Sunday, August 30, 2009

GroEL complex in Chlamydiae

According to Karunakaran et al. (Journal of Bacteriology, March 2003, 185(6):1958-1966), the genomes of all known Chlamydia species contain three groEL-like genes (groEL1, groEL2, and groEL3). Moreover, "Phylogenetic analysis of groEL1, groEL2, and groEL3 indicates that these genes are likely to have been present in chlamydiae since the beginning of the lineage."

It is known also (Tan et al., Journal of Bacteriology, December 1996; 178(23):6983-90) that the chlamydiae have dnaK; and regulation of the dnaK and groE heat shock operons of Chlamydia trachomatis resembles that of the same operons of Bacillus subtilis and Clostridium acetobutylicum.

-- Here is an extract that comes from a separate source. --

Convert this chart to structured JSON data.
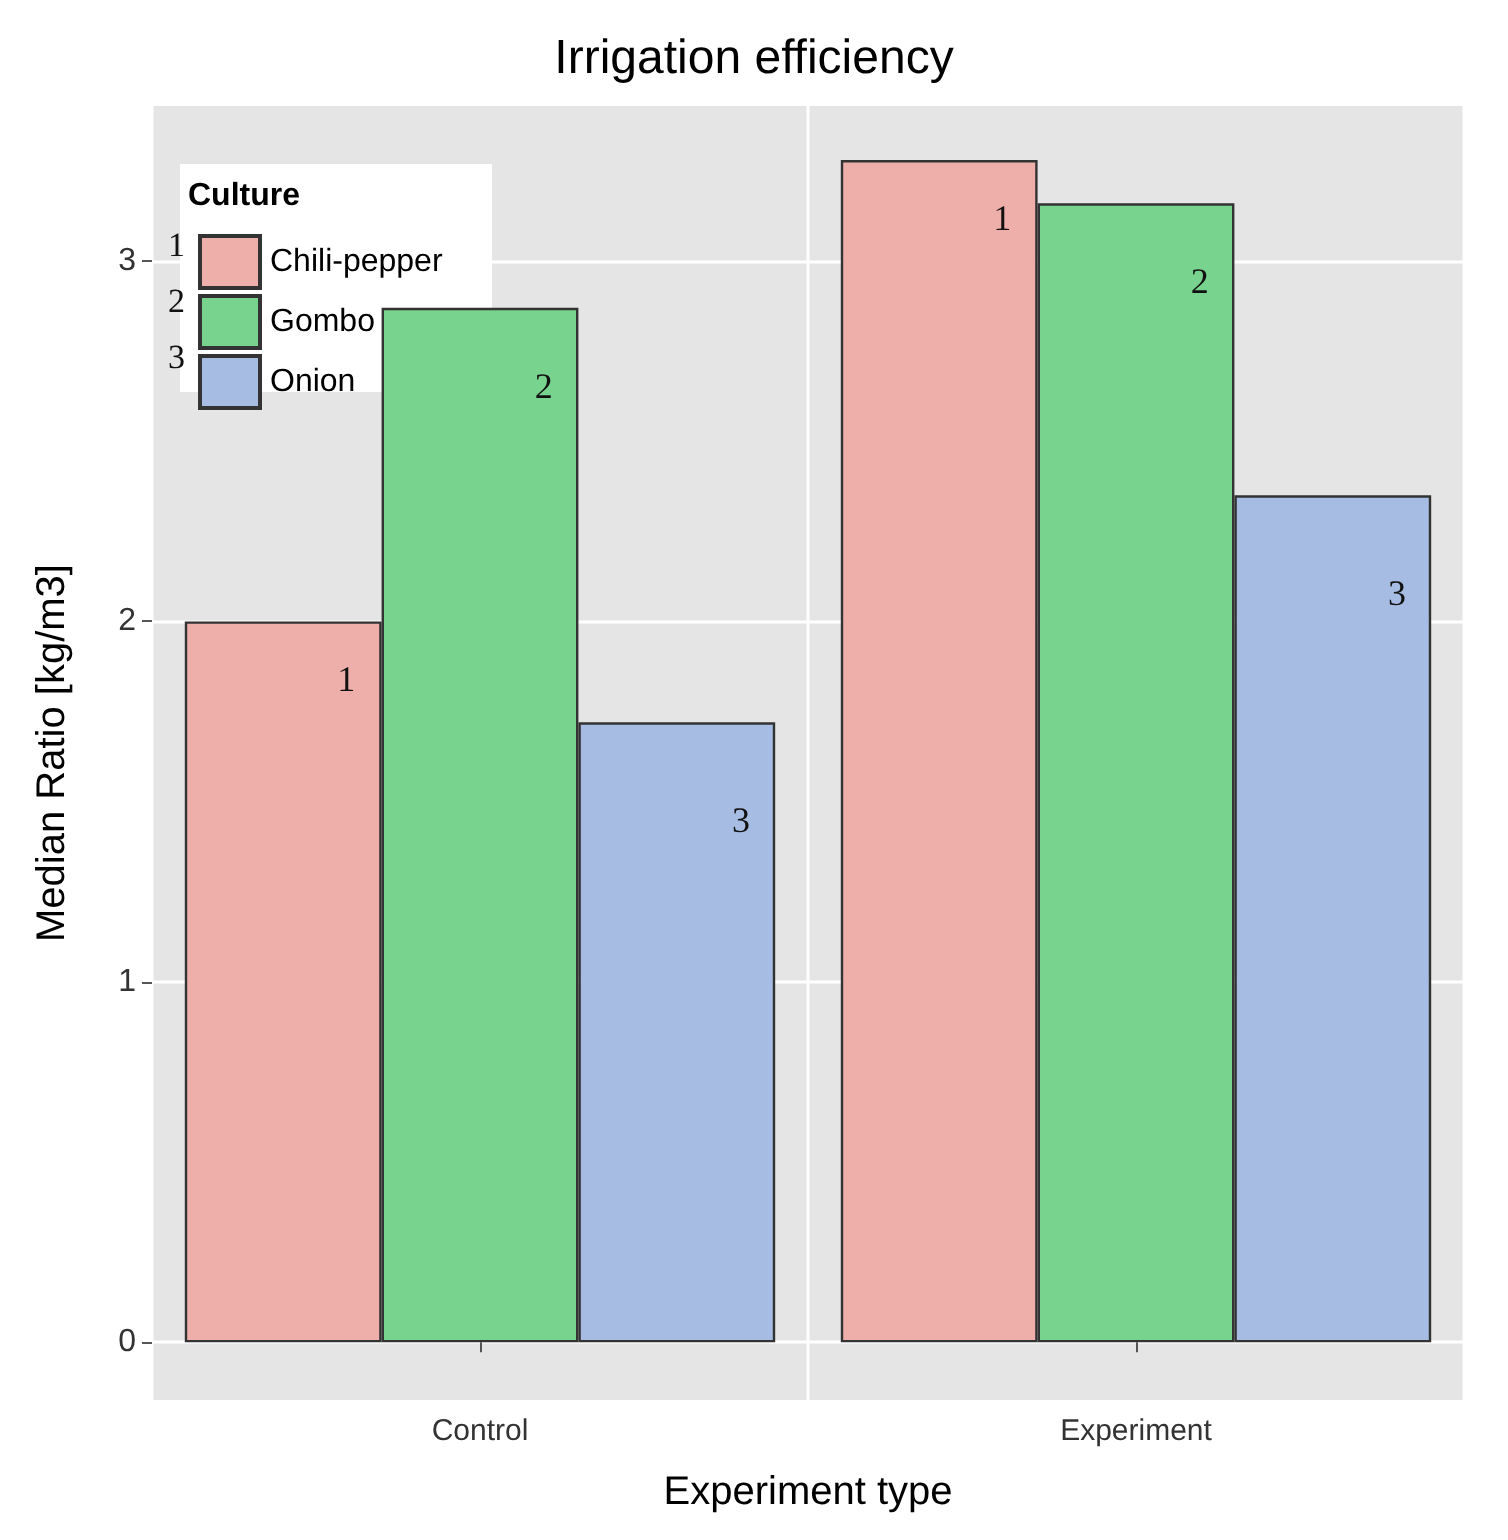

Thus, even the smallest of intracellular parasites comes equipped with its own robust heat-shock-protein system.

At 1.04 million base pairs in size, the genome of C. muridarum is not anywhere near as small as the genome of Mycoplasma genitalium, whose hsp system I wrote about before, but it is still pretty small. (M. genitalium has a genome of ~580K base pairs.)

The circumstantial evidence is compelling that a functioning multiple-operon hsp system is absolutely essential to all cytoplasm-producing life forms, including those that live inside other cells.